Un des rôles majeurs de cette structure devait être de permettre à la commission de porter un regard au-delà de « l'amont » pour lui permettre d'avoir une vue plus « panoramique » du contexte général dans lequel s'inscrivent les questions qu'elle a à traiter. En d'autres termes, pour reprendre les propos de M. Larcher, était attendu de sa part la fourniture d'un « complément de carburant factuel et intellectuel au moteur politique de la commission », ceci pouvant prendre la forme soit d'études formalisées, soit de communications plus informelles.

Dans le droit fil de ces orientations, le bureau de la commission des affaires économiques a décidé, en 2002, la création du CEP. Il a été chargé de porter à la connaissance des 78 membres de la commission, dans une démarche libre et créative, des informations, idées et analyses, soit en répondant à une consultation sur une question relevant de la compétence de la commission, dans un souci de prospective, soit à l'initiative de ses membres afin de l'alerter sur des sujets leur paraissant dignes d'intérêt. Il a aussi été acté que le conseil fonctionnerait de façon souple, sans contraintes particulières, selon les seuls principes du bénévolat et du volontariat, et que sa gestion matérielle serait assurée par le secrétariat de la commission.

Au début du mois de février 2003, s'est tenue la réunion constitutive du conseil, au cours de laquelle son organisation et ses missions ont été rappelées, et l'ensemble de ses membres présentés à la commission.
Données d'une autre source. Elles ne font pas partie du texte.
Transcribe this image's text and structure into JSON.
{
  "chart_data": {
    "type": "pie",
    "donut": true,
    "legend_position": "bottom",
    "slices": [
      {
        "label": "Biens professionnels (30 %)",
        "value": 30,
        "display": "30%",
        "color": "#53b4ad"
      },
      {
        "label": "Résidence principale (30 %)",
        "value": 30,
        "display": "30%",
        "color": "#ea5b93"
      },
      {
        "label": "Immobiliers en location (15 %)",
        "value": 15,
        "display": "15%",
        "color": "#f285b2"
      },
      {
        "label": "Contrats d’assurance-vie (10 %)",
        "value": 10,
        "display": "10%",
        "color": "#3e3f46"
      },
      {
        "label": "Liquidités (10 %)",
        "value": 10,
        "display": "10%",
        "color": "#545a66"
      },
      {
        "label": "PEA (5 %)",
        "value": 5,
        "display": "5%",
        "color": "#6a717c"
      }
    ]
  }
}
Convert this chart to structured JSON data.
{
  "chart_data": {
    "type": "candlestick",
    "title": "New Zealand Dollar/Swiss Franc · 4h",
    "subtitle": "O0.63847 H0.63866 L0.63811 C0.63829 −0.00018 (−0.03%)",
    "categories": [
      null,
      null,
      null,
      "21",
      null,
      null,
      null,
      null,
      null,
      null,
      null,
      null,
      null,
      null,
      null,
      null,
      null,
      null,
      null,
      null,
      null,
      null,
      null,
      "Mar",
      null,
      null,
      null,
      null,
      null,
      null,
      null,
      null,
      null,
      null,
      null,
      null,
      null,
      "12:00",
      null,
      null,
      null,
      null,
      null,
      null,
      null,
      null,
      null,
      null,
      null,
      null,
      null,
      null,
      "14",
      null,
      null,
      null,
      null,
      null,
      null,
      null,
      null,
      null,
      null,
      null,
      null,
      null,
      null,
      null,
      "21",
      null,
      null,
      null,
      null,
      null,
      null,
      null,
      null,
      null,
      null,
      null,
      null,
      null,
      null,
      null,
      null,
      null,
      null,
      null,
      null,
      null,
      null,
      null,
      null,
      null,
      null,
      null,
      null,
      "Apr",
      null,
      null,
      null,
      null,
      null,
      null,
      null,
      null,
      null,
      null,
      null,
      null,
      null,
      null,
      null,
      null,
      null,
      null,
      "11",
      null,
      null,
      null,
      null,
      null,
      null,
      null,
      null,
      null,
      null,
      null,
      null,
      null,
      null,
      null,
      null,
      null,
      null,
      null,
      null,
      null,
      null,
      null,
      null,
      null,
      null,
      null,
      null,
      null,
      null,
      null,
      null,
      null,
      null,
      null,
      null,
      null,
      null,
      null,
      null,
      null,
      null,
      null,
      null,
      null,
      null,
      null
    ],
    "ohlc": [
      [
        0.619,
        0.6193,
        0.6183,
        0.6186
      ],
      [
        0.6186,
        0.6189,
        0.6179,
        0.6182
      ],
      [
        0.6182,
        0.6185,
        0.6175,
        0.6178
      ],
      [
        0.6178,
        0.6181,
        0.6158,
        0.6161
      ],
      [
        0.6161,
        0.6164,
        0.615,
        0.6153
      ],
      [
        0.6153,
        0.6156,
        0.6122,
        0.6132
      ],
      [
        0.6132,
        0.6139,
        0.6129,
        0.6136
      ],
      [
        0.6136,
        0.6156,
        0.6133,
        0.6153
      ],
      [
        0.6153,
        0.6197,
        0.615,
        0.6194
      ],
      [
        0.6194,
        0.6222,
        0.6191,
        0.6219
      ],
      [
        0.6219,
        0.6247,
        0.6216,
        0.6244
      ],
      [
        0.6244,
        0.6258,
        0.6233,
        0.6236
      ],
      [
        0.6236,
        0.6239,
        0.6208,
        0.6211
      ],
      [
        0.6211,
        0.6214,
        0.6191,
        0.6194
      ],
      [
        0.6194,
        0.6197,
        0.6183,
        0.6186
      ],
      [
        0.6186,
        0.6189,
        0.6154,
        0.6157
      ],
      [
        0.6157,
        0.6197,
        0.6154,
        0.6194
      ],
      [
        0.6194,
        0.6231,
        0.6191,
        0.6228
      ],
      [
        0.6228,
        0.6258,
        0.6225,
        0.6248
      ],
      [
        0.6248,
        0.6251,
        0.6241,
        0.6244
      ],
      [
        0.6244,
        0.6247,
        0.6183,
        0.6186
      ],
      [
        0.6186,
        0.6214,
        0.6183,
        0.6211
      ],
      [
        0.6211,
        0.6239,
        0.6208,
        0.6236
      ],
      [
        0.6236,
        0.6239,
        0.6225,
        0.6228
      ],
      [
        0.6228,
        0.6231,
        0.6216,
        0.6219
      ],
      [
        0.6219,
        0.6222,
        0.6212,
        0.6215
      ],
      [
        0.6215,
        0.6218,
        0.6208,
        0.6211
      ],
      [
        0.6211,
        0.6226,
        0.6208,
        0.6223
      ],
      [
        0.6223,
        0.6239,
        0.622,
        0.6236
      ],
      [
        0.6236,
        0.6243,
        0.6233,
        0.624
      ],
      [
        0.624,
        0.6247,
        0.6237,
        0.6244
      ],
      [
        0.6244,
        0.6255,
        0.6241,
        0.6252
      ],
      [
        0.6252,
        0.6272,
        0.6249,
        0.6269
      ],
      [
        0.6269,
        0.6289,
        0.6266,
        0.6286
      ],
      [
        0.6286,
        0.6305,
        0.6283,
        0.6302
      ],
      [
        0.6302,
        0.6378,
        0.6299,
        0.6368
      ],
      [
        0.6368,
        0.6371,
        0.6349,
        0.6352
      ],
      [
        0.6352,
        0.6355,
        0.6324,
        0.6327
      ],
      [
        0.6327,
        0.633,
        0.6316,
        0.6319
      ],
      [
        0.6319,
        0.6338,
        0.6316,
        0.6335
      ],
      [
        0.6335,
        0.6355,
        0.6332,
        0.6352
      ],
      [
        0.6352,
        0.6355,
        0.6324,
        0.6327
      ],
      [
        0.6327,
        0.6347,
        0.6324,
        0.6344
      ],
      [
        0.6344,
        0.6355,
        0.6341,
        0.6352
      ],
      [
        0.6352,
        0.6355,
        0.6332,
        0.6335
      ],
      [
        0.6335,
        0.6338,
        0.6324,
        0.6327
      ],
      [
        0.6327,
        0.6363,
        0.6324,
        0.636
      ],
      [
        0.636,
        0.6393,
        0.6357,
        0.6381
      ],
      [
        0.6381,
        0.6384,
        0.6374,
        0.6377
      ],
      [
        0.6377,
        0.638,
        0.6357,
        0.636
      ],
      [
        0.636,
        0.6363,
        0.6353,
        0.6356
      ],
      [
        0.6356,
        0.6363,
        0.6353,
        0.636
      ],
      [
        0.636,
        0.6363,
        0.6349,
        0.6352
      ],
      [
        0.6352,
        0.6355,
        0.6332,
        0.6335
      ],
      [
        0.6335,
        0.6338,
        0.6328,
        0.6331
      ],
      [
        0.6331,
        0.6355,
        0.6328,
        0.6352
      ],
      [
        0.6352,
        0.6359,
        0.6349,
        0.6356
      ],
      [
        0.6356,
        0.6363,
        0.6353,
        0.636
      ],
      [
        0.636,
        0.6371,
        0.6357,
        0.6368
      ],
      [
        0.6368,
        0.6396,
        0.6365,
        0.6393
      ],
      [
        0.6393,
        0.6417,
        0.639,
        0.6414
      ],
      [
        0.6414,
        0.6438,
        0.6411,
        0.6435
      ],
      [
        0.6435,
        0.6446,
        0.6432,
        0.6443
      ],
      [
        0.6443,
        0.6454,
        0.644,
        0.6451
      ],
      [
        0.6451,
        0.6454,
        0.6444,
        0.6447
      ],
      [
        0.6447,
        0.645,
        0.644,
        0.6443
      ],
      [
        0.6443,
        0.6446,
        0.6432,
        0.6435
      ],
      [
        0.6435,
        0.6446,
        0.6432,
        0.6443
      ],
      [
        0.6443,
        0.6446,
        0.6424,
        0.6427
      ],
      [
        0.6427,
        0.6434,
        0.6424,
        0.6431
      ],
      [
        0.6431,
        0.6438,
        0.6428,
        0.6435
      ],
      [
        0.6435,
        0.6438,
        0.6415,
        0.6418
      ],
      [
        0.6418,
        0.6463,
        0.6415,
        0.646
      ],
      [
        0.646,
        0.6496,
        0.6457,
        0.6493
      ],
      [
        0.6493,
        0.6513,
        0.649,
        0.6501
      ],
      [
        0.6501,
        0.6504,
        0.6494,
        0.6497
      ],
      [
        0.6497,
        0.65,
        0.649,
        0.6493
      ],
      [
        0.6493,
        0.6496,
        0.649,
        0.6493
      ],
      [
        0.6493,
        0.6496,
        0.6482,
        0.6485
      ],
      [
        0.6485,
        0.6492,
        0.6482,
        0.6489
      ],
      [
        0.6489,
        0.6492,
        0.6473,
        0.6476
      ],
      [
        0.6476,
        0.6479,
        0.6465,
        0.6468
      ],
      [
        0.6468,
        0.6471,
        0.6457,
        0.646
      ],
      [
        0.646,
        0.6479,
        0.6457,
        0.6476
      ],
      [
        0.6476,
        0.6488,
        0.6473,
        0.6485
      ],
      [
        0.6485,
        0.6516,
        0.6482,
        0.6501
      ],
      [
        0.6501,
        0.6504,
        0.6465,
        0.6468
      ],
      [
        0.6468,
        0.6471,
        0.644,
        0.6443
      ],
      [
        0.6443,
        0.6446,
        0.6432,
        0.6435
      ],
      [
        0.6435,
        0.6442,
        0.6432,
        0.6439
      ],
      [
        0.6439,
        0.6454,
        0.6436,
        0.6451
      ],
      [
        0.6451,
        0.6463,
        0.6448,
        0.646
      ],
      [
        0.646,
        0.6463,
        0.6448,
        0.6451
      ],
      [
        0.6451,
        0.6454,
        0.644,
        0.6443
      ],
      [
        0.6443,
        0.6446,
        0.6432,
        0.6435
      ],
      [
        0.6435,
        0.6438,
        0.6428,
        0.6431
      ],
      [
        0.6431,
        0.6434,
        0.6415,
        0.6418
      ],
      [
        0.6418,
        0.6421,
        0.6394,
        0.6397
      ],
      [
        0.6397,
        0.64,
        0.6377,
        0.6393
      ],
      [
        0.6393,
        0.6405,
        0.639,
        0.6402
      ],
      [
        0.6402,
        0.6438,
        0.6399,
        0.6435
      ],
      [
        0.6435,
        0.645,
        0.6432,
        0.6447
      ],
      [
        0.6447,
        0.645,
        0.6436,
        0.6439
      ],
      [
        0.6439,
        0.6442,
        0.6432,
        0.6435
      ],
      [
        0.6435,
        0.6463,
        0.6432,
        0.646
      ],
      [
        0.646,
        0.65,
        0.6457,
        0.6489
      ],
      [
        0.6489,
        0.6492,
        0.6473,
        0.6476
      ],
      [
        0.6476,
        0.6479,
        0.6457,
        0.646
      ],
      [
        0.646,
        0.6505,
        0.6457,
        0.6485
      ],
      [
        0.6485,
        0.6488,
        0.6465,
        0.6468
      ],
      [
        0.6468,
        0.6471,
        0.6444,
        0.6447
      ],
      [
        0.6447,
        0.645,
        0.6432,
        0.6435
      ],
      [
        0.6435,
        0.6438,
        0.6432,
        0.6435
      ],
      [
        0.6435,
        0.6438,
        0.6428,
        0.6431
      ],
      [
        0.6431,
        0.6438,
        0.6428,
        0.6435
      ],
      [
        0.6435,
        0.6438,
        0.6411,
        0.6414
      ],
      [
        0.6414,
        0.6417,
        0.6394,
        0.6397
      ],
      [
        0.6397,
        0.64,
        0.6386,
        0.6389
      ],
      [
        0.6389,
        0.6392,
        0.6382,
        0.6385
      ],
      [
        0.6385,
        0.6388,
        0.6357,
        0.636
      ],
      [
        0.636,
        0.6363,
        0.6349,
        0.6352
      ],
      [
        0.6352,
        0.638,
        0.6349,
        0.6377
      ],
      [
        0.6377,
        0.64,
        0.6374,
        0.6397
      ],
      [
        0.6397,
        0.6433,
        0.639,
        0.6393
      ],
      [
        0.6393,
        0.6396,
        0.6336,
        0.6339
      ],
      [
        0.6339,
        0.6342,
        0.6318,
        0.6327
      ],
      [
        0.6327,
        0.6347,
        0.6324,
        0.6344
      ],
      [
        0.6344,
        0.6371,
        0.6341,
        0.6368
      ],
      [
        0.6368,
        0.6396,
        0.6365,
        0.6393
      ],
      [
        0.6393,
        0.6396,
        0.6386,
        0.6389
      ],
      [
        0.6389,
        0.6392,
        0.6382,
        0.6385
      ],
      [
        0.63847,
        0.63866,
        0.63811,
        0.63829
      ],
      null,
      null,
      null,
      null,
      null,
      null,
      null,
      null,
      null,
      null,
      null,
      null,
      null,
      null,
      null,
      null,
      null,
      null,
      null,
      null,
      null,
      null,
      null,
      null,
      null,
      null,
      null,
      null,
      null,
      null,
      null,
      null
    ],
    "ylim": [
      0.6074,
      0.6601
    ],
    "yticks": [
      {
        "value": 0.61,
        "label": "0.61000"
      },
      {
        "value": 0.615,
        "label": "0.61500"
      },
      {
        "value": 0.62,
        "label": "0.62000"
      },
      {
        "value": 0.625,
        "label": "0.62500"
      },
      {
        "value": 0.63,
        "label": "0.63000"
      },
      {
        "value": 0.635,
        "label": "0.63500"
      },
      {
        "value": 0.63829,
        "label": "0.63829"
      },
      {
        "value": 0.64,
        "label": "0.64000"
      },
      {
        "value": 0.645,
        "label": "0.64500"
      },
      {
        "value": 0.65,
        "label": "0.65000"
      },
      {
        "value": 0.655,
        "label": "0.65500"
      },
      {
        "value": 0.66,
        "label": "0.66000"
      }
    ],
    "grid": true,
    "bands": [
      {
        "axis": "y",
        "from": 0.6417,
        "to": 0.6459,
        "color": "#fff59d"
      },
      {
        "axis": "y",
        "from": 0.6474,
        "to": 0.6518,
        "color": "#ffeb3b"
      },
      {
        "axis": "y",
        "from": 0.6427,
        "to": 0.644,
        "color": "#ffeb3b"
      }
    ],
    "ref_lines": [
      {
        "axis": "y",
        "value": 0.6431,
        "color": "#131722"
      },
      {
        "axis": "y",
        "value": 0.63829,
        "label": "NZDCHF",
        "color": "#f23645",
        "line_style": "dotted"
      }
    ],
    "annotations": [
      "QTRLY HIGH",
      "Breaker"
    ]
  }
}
Puis, dans le courant de l'année 2003, le conseil a successivement décidé de confier à deux de ses membres -Mme Anne-Marie Frison-Roche, agrégée de droit, professeur à l'Institut d'études politiques (IEP) de Paris, et Mme Dominique Sénéquier, présidente du directoire d'Axa private equity Europe- deux études, l'une portant sur le concept de régulation dans une économie de marché globalisée, l'autre sur les entreprises publiques et les comptes d'EDF.

Sur le fondement de son mandat, Mme Frison-Roche a effectué devant le conseil et en présence de plusieurs membres du bureau de la commission, le 9 octobre 2003, une communication sur le thème : « Quelle régulation nationale et internationale pour une économie de marché globalisée ? ». Mme Sénéquier a quant à elle présenté au conseil, le 7 avril 2004 et après avoir auditionné plusieurs intervenants dans le cadre du CEP, les conclusions de son étude sur le thème : « Les entreprises publiques et les comptes d'EDF : statut, gouvernance et stratégies ».

Au mois d'octobre 2004, le bureau de la commission des affaires économiques a décidé de confier à Mme Sénéquier une nouvelle étude portant, cette fois-ci, sur la situation comptable et financière de GDF. Ce travail a débouché sur une note adressée au président de la commission, M. Jean-Paul Emorine, dont ce dernier a rendu compte lors de la réunion de bureau du 1er mars 2006.